Of course. The bottom of the bottle can do that sometimes.

I mean, seriously! That’s like me buying a pair of Seven Jeans, wearing the absolute hell out of them until their ripped and frayed, stained and faded and damn near shapeless—and then returning them because they didn’t fit right.

Balls, I tell you. Balls.

I once had a woman who returned an eyeliner sharpened nearly to the bottom. She told me the color wasn’t right for her eyes. Maybe she should try a powder eyeliner instead. Sure, I told her. We picked a new color—at which point she asked if she could return the small nub of a pencil she hadn’t liked. Uh, really?

Wait…it gets worse—

I paused, giving her the eye. Then I said, “Alright. We can do that this time.” —Because let’s face it, at that time and place I didn’t really have a choice.

So I start the exchange on the register. As I’m nearly done, she asks me what I’m going to do with the pencil now that she’s returned it. I tell her it gets put with the other returns to be disposed of. Then I finish the return—but apparently, she’s not done yet.

“Well,” she said, “if you’re just going to throw it away, can I have it back?”

That’s when I blinked at her. Long and slow.

“It seems like a waste to just throw it out,” she continued.

Seriously? I’m thinking to myself.

“Unfortunately,” I told her, “You just gave this pencil back to me in exchange for that new eyeliner.” I guess I shouldn’t have been surprised when she continued to argue with me.

“But if you’re just going to throw it away, what’s the difference?”

“The difference,” I said, “is that I gave you money for this pencil—”

I picked up the pencil so she could see it.

“—which you then spent on this eyeliner—”

I held up the bag with her new purchase. “I need to have some kind of product on my end since we did an exchange.”

To which she said, “You people are so wasteful! I can’t believe you would just toss it in the garbage. It’s people like you and companies like this that are destroying the world!”

Yeah, lady. It’s all me (I’m shaking my head right now, just so you know).

I can’t even really get mad at people like this—because their behavior is so utterly…well, ridiculous.

 

Cheers to you all—and happy shopping!

 

Wednesday, May 1, 2013

When Beauty Gets Ugly: "Musings..."


My apologies for the long absence! I took a break for two very good reasons:

1.      After the Boston bombing, I felt the world had enough negativity going around (even though mine is all done with the most playful intentions). So I took a break from the beauty blog to work on a short story I was getting ready to submit to a contest.
…and..
 
2.      I spent last weekend out of the state, visiting a house that time forgot. What I mean is, there was no WiFi—oh, the humanity! It was a great trip and we had a lot of fun, but now we’re back and it’s time for me to get back to work.

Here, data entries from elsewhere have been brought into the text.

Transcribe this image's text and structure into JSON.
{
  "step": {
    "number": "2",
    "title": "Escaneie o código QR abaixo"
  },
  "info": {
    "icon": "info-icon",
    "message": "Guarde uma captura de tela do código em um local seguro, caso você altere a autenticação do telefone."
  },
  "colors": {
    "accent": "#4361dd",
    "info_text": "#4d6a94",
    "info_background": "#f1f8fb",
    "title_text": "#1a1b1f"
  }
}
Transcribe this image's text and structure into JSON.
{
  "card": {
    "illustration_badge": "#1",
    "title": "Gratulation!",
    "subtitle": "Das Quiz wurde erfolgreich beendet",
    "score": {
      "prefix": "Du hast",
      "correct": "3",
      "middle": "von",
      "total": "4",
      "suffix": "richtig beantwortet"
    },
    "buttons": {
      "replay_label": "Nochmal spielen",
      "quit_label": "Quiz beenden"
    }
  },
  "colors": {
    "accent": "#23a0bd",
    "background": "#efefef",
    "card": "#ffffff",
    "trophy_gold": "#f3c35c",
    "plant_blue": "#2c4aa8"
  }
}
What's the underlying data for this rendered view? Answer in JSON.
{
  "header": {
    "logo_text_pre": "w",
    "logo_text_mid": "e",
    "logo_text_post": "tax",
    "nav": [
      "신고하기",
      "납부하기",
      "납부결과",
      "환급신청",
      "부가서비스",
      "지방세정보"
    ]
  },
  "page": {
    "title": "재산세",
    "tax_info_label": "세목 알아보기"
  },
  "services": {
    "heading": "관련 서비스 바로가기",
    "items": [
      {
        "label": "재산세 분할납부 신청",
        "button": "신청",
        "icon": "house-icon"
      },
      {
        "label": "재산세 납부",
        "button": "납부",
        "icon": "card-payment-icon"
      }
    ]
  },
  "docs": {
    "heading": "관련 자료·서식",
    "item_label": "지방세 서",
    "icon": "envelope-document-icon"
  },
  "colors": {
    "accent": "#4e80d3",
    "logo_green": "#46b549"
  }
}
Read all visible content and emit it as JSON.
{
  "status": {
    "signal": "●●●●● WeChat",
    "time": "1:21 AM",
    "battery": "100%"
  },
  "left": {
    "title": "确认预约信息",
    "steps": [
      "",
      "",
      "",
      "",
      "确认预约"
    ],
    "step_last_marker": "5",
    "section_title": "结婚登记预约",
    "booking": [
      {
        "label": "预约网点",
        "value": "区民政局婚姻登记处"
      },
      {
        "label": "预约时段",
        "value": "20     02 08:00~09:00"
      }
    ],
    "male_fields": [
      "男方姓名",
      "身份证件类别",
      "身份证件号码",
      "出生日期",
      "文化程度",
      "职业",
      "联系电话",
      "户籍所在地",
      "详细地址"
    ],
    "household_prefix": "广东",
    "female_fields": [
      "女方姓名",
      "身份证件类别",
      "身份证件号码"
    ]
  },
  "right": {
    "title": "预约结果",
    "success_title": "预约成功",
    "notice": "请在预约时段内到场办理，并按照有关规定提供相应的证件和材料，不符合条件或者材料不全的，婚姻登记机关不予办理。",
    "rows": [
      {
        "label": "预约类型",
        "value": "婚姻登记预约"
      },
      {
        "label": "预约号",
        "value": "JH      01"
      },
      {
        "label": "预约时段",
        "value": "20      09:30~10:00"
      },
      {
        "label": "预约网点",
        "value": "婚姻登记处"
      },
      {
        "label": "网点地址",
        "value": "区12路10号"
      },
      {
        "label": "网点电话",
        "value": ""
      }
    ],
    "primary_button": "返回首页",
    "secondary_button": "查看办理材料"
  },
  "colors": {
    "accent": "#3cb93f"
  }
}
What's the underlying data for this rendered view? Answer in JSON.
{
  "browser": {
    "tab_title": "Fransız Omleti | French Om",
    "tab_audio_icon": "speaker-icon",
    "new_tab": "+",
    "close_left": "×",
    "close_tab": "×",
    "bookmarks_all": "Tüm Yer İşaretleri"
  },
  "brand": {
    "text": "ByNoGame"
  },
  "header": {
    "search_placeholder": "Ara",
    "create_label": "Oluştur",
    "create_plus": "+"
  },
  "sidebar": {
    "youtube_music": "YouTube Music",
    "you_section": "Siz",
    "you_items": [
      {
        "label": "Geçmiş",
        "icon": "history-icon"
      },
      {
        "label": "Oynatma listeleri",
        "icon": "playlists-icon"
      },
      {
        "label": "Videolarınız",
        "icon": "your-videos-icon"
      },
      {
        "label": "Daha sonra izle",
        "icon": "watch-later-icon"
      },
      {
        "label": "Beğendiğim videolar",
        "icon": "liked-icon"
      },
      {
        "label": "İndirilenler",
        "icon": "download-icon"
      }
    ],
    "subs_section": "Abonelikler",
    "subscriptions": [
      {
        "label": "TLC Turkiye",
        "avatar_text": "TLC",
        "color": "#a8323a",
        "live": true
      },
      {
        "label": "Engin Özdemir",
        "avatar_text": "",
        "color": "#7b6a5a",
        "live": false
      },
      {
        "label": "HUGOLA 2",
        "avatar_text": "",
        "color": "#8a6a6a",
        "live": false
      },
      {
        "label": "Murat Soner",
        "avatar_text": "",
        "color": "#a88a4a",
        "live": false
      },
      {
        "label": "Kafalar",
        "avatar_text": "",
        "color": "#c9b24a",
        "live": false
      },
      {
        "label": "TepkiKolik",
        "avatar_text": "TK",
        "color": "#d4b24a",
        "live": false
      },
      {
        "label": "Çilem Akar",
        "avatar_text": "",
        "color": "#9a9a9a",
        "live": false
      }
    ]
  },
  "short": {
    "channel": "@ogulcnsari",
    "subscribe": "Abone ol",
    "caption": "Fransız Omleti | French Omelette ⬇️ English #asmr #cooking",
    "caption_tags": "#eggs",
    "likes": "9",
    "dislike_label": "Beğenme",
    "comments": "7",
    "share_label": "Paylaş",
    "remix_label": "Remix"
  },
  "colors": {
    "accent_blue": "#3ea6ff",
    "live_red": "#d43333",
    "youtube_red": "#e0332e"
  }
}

So, I was chatting with a coworker the other day—and something interesting came up. Something we in cosmetics have all noticed or brought up at one time or another. I’ve even hinted at it in previous post. I found myself, for the first time, really considering the possibility that staying in the cosmetics industry for a long time really does drive many of us crazy. Literally crazy. Not just ha-ha, every now and again crazy, but truly, actually, totally butt-fuck bonkers.

Now obviously this doesn’t apply to everyone—but think about all the crazy AE’s and cosmetic managers out there. Not to mention the trainers and National Artists we come across. I know all of us—every single one of us—has run into someone like this before. We’ve all had them. Doesn’t that make you wonder if you kind of have to be crazy when you take these promotions? Or are you normal when you take them, and it’s all the bullshit events, pain-in-the-ass customers, and wild personalities you need to keep in check that finally shoves you over the edge?

After fifteen years, I could kind of see how this could drive a person mad. I guess. Then again, maybe it is something they slip in the water…

 

Sorry again for the delay. I promise next time to be back and ready for action on how not to shop in cosmetics. Hmmm…I think maybe that should be my blog’s new name. What do you think?

For now, I wish you well…and happy shopping.